You are 80 years old and still very strong and active. Where do you get the strength from?

The strength comes from God because I can’t even explain it myself. I have suffered from protracted illness for a while now. I have not been able to sit straight and write due to the pains on my back. So I wrote my last three books lying down on my bed. So only God can take the glory for giving me such courage because I am so surprised too of how I have been able to get such courage. Even how I’m able to get these ideas surprises me too.

Can you recall the primary school you attended?

I attended St. Theresa’s Girls Catholic School, Jos and that was in 1948 to 1953.

How did you cope with your activism and political career, being a mother and wife?

As a young wife and mother, I was not so active in community service and politics like I later became. This latter part of me had not developed at that time, maybe it was in the making but had not blown up. When it eventually blew up, my husband was supportive till the time he died and left me a widow. And being a widow I had the freedom to fly as high as I wanted to go. At a point I was made a chief, like I mentioned earlier. I was given the title, Ajuwa of Ndoni Kingdom, meaning the powerful one in the palace.

What word of advice do you have for Nigerians?

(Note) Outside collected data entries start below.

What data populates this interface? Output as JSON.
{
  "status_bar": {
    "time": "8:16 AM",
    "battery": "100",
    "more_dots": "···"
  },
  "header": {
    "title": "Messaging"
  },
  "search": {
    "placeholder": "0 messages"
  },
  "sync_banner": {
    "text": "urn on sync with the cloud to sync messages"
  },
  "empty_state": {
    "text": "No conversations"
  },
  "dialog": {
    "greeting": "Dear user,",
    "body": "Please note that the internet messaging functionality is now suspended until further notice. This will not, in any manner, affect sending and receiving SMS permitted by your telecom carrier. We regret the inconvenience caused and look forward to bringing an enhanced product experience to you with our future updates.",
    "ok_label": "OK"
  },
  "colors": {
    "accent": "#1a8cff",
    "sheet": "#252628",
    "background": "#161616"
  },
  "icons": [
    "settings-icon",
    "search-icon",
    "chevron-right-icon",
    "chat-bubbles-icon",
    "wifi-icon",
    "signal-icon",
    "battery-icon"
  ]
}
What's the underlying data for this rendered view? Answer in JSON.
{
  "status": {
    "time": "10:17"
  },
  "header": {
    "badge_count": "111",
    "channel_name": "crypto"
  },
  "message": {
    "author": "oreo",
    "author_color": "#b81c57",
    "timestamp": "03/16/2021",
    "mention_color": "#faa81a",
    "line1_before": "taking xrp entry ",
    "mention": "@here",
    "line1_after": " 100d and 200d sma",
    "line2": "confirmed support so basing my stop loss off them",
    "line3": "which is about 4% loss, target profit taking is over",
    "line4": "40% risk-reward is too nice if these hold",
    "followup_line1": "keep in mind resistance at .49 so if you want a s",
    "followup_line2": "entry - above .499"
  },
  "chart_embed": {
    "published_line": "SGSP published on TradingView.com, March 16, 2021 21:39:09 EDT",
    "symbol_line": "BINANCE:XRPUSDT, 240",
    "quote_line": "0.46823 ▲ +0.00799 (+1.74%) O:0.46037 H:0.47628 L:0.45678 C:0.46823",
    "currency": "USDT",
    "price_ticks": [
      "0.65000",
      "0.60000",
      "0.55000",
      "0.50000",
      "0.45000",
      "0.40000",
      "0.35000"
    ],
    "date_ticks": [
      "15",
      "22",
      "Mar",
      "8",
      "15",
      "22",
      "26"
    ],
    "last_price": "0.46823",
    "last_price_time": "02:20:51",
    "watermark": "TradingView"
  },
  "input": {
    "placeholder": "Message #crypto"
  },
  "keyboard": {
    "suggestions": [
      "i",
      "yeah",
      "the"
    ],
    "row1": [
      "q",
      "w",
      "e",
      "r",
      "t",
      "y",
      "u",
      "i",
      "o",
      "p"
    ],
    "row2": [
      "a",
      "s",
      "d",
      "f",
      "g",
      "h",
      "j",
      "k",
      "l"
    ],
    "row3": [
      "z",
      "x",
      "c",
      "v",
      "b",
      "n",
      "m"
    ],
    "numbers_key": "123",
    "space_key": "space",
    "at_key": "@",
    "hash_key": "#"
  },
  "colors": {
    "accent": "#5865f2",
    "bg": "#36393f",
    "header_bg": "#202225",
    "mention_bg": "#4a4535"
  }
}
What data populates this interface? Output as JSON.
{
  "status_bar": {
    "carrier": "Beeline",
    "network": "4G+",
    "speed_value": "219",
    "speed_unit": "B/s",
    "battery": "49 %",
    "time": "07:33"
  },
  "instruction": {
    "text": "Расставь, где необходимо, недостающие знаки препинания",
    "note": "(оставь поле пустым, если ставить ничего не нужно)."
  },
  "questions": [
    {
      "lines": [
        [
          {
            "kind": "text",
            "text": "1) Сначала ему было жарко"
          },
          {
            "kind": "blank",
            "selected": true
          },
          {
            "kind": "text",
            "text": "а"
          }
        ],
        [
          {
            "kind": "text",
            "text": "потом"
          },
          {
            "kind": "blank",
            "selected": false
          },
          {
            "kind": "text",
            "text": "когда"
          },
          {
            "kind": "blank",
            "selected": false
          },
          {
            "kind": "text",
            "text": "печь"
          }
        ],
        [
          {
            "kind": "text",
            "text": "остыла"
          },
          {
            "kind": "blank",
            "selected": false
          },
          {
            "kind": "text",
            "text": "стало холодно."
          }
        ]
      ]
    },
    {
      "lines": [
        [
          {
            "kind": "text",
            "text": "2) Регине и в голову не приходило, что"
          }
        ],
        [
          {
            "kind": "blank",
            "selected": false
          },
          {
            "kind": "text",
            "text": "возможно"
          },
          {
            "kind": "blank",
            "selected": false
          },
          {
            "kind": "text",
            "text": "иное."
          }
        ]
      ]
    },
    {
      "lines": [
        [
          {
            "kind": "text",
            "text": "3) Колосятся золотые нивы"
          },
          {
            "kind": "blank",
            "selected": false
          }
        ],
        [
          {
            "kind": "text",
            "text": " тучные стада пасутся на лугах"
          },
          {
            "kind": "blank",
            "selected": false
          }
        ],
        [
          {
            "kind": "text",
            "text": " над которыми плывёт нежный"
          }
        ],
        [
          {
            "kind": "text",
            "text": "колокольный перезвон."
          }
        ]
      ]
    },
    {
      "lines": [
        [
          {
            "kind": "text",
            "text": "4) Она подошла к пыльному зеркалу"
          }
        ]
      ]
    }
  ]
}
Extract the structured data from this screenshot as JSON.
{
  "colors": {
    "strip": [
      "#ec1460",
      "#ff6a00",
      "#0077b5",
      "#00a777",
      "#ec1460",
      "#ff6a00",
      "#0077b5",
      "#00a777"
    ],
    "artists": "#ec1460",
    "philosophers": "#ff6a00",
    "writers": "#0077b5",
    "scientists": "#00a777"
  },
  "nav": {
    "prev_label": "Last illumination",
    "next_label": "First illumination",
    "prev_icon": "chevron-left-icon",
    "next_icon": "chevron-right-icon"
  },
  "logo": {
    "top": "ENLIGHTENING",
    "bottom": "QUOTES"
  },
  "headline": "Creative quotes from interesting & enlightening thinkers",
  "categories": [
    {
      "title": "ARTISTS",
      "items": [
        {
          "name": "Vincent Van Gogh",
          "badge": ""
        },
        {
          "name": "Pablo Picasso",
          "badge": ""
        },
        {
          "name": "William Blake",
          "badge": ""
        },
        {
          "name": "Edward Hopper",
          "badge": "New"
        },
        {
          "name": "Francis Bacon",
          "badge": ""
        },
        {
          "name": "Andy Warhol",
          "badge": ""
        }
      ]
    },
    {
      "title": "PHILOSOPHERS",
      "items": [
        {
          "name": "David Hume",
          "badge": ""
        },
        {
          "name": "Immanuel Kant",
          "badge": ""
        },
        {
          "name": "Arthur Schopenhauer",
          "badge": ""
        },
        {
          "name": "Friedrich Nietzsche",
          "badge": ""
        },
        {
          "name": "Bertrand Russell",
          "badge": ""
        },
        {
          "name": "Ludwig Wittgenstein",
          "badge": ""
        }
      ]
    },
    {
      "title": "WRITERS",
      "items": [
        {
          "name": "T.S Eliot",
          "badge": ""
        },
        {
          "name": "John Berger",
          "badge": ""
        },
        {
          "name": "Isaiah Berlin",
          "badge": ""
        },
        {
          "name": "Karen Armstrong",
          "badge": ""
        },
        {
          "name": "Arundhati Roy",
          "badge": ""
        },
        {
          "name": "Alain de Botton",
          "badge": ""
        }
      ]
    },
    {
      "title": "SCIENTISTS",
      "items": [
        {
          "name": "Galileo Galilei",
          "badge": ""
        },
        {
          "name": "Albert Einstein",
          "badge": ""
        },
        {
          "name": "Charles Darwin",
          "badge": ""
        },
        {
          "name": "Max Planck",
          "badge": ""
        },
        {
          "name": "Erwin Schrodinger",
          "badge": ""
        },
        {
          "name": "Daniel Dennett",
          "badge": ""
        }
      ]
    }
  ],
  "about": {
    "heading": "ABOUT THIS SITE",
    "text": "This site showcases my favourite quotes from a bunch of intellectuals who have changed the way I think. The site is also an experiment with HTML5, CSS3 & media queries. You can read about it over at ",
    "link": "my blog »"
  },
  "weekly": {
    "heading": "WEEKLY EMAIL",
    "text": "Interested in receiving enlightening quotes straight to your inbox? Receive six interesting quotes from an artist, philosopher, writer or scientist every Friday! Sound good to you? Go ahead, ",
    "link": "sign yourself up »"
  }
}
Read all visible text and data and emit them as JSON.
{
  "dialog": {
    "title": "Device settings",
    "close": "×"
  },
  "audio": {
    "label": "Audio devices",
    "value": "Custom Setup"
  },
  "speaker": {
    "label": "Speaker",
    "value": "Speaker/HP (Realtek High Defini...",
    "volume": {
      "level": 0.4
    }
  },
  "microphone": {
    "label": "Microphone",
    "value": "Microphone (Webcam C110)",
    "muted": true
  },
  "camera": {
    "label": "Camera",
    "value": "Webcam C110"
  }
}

My people have a saying that: ‘You have case of murder and case of stealing. Case of Murder supersedes the case of stealing.’ Today we have many problems in Nigeria but the worst problem we have in Nigeria today is stealing in the high places. So my advice to Nigerians is to stop stealing and to also stop seeing their fellow men as slaves. If Nigerians will not stop stealing national funds which they call ‘national cake’, the national cake will collapse – they have cut the cake and it is almost finished.